With their unanimous vote, councilmembers in King County joined the national movement to ban all solitary confinement for juveniles, whether they are detained in youth or adult facilities. The issue was thrust into the national spotlight in 2016, when former President Barack Obama banned the practice in federal adult prisons. But most kids are detained in facilities run by individual states, which have their own laws and policies to dictate where youth are detained and how they are treated.

According to Jennifer Lutz, a staff attorney for the Center for Children’s Law and Policy, it is extremely difficult to assess how many kids are in solitary nationwide. Jails, prisons, and youth detention centers use different terms to describe the practice, such as isolation and segregation, which makes it hard to collect and assess the most accurate numbers. What’s clear is that solitary confinement “has long been the default method of security and behavior control” for youth in the adult criminal system, Lutz told In Justice Today.

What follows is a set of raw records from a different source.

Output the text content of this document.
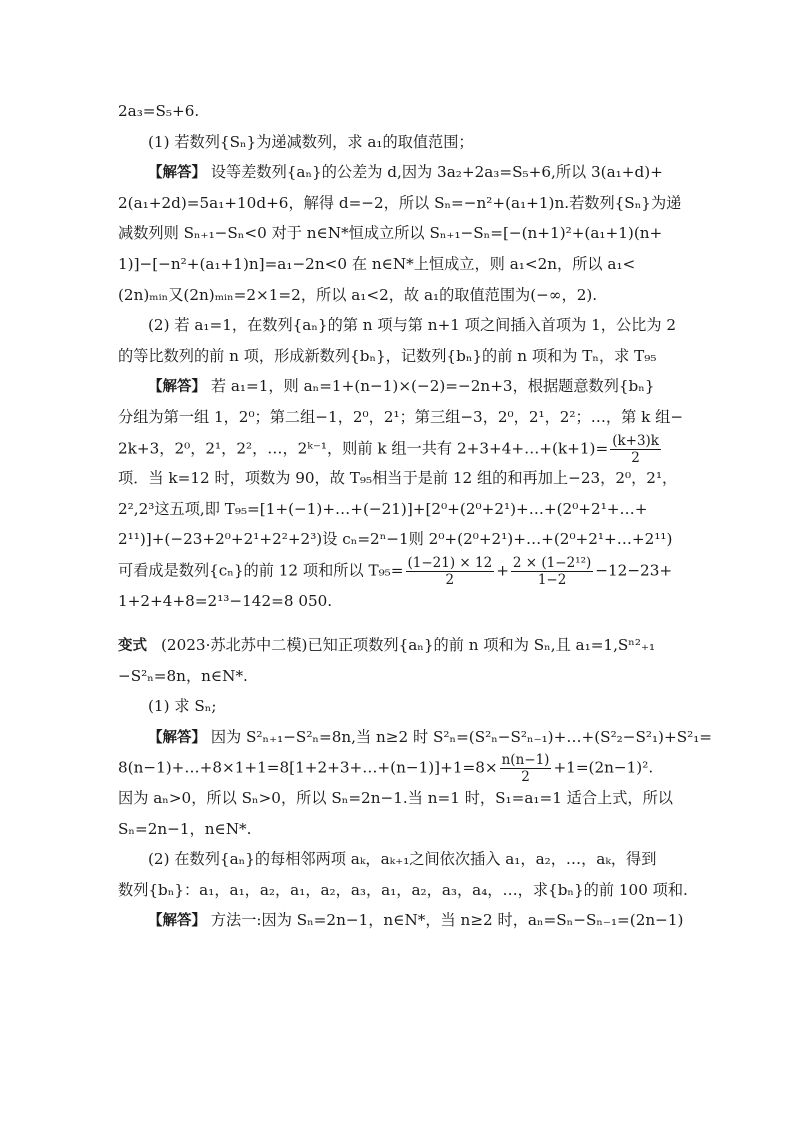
2a₃=S₅+6.
(1) 若数列{Sₙ}为递减数列，求 a₁的取值范围；
【解答】 设等差数列{aₙ}的公差为 d,因为 3a₂+2a₃=S₅+6,所以 3(a₁+d)+
2(a₁+2d)=5a₁+10d+6，解得 d=−2，所以 Sₙ=−n²+(a₁+1)n.若数列{Sₙ}为递
减数列则 Sₙ₊₁−Sₙ<0 对于 n∈N*恒成立所以 Sₙ₊₁−Sₙ=[−(n+1)²+(a₁+1)(n+
1)]−[−n²+(a₁+1)n]=a₁−2n<0 在 n∈N*上恒成立，则 a₁<2n，所以 a₁<
(2n)ₘᵢₙ又(2n)ₘᵢₙ=2×1=2，所以 a₁<2，故 a₁的取值范围为(−∞，2).
(2) 若 a₁=1，在数列{aₙ}的第 n 项与第 n+1 项之间插入首项为 1，公比为 2
的等比数列的前 n 项，形成新数列{bₙ}，记数列{bₙ}的前 n 项和为 Tₙ，求 T₉₅
【解答】 若 a₁=1，则 aₙ=1+(n−1)×(−2)=−2n+3，根据题意数列{bₙ}
分组为第一组 1，2⁰；第二组−1，2⁰，2¹；第三组−3，2⁰，2¹，2²；…，第 k 组−
2k+3，2⁰，2¹，2²，…，2ᵏ⁻¹，则前 k 组一共有 2+3+4+…+(k+1)= $\frac{(k+3)k}{2}$
项．当 k=12 时，项数为 90，故 T₉₅相当于是前 12 组的和再加上−23，2⁰，2¹，
2²,2³这五项,即 T₉₅=[1+(−1)+…+(−21)]+[2⁰+(2⁰+2¹)+…+(2⁰+2¹+…+
2¹¹)]+(−23+2⁰+2¹+2²+2³)设 cₙ=2ⁿ−1则 2⁰+(2⁰+2¹)+…+(2⁰+2¹+…+2¹¹)
可看成是数列{cₙ}的前 12 项和所以 $T_{95}= \frac{(1-21) \times 12}{2} + \frac{\text{2 × (1−2¹²)}}{1-2} -12-23+$
1+2+4+8=2¹³−142=8 050.
变式 (2023·苏北苏中二模)已知正项数列{aₙ}的前 n 项和为 Sₙ,且 a₁=1,Sⁿ²₊₁
−S²ₙ=8n，n∈N*.
(1) 求 Sₙ;
【解答】 因为 S²ₙ₊₁−S²ₙ=8n,当 n≥2 时 S²ₙ=(S²ₙ−S²ₙ₋₁)+…+(S²₂−S²₁)+S²₁=
8(n−1)+…+8×1+1=8[1+2+3+…+(n−1)]+1=8× $\frac{n(n-1)}{2} +1=(2n-1)^2$.
因为 aₙ>0，所以 Sₙ>0，所以 Sₙ=2n−1.当 n=1 时，S₁=a₁=1 适合上式，所以
Sₙ=2n−1，n∈N*.
(2) 在数列{aₙ}的每相邻两项 aₖ，aₖ₊₁之间依次插入 a₁，a₂，…，aₖ，得到
数列{bₙ}：a₁，a₁，a₂，a₁，a₂，a₃，a₁，a₂，a₃，a₄，…，求{bₙ}的前 100 项和.
【解答】 方法一:因为 Sₙ=2n−1，n∈N*，当 n≥2 时，aₙ=Sₙ−Sₙ₋₁=(2n−1)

Adult facilities are particularly ill-equipped and poorly trained to deal with young people’s unique behavioral, developmental, and mental health needs. They see solitary confinement as a solution to a perceived problem, Lutz says.

“It’s inhumane,” she added. “Young people need to be engaged.”

But juvenile justice advocates who want to eliminate solitary are notching key victories at the state and local level. This year, Connecticut and Washington, D.C passed legislation to severely limit when isolation can be used. Similar legislation was introduced in Virginia, New Mexico, and Nevada. Local facilities in Wisconsin, Tennessee, Nebraska have also been sued for the practice. In September, the American Correctional Association, which sets national standards and certifies youth and adult facilities, announced possible changes to restrictive housing for youth. Under its proposed policy guidelines, “separation” would no longer be a disciplinary or punitive option.

For now, King County is one of the jurisdictions leading the way.

“There is a growing national consensus that placing juveniles is solitary confinement is both unconstitutional and inhumane,” Vanessa Hernandez, the Youth Policy Director for the ACLU of Washington, said of the recent county vote. “The ordinance sends a strong message that this practice should not occur in King County Detention facilities, and we applaud the council for showing strong leadership to protect children.”